Designing a Certification Program: When to Certify?

PM Certification commentary by William Duncan, IPMA-USA Certification Director.

In looking at when to certify, we are not addressing season or time-of-day. We are looking at in a project manager’s career to certify. In this case, we went along with Jacqueline Susann and decided that once was not enough.

Our first certification, for the very start of a possible career in project management, is Project Associate (IPMA Level-D®). This is an exam-based certification that requires only six-months of experience working on projects. The exam has two parts: multiple choice questions to verify the candidate’s knowledge of project management fundamentals, and several short answer questions to verify understanding of key concepts. Reviewing the USA-NCB should be helpful, but any introductory book or course on PM fundamentals should be adequate as well. By design, you should not need any special “exam prep” courses to pass our test.

Our second certification comes after you have made a commitment to the discipline. This certification requires three years of full-time equivalent work as a project manager with real project management responsibility for reasonably complex projects. We use a version of the CIFTER table developed by GAPPS to assess project management complexity. You can find full details about the CIFTER on the GAPPS website (www.globalpmstandards.org) as well as an article about it on the IPMA-USA website.

This second certification is IPMA Level-C®. In addition to satisfying the experience requirement, you must also provide documentary evidence of your performance as a project manager. Preparing your evidence usually takes about 4-6 hours. Finally, you must demonstrate that you actually understood what you were doing and why by providing satisfactory answers to questions from two experienced project managers during a face-to-face interview.

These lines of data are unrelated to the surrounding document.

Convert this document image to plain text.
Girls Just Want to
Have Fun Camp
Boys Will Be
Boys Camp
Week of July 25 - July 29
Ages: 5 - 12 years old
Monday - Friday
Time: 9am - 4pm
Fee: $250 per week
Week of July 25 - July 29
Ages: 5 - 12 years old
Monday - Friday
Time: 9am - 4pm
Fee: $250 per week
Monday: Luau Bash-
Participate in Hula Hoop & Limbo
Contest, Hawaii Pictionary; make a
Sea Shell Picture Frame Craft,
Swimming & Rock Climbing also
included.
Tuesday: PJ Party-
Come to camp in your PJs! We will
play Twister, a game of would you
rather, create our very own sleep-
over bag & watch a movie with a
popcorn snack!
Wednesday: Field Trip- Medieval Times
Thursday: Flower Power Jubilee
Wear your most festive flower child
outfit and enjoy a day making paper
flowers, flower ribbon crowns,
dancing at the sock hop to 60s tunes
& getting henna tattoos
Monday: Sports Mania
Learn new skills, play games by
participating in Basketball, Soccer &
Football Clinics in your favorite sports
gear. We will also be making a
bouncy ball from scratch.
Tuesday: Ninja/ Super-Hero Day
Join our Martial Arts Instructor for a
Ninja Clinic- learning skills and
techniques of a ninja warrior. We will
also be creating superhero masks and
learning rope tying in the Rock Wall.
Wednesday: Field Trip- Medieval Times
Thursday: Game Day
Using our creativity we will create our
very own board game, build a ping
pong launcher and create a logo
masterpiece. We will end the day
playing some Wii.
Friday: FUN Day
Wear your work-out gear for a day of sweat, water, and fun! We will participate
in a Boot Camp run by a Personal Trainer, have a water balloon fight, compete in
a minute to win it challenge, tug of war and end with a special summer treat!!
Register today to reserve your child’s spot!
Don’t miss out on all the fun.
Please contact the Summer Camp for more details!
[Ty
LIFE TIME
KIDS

The third certification (IPMA Level-B®) is for much later in your career when you have become a Senior Project Manager. Typically, you must have been managing projects full-time for over six years in order to qualify. The process is essentially identical to that for IPMA Level-C with one major difference: the management complexity of your projects must be significantly higher.

And if the practice of project management hasn’t driven you crazy, we’ll soon have a fourth certification for old hands who have experience as program managers.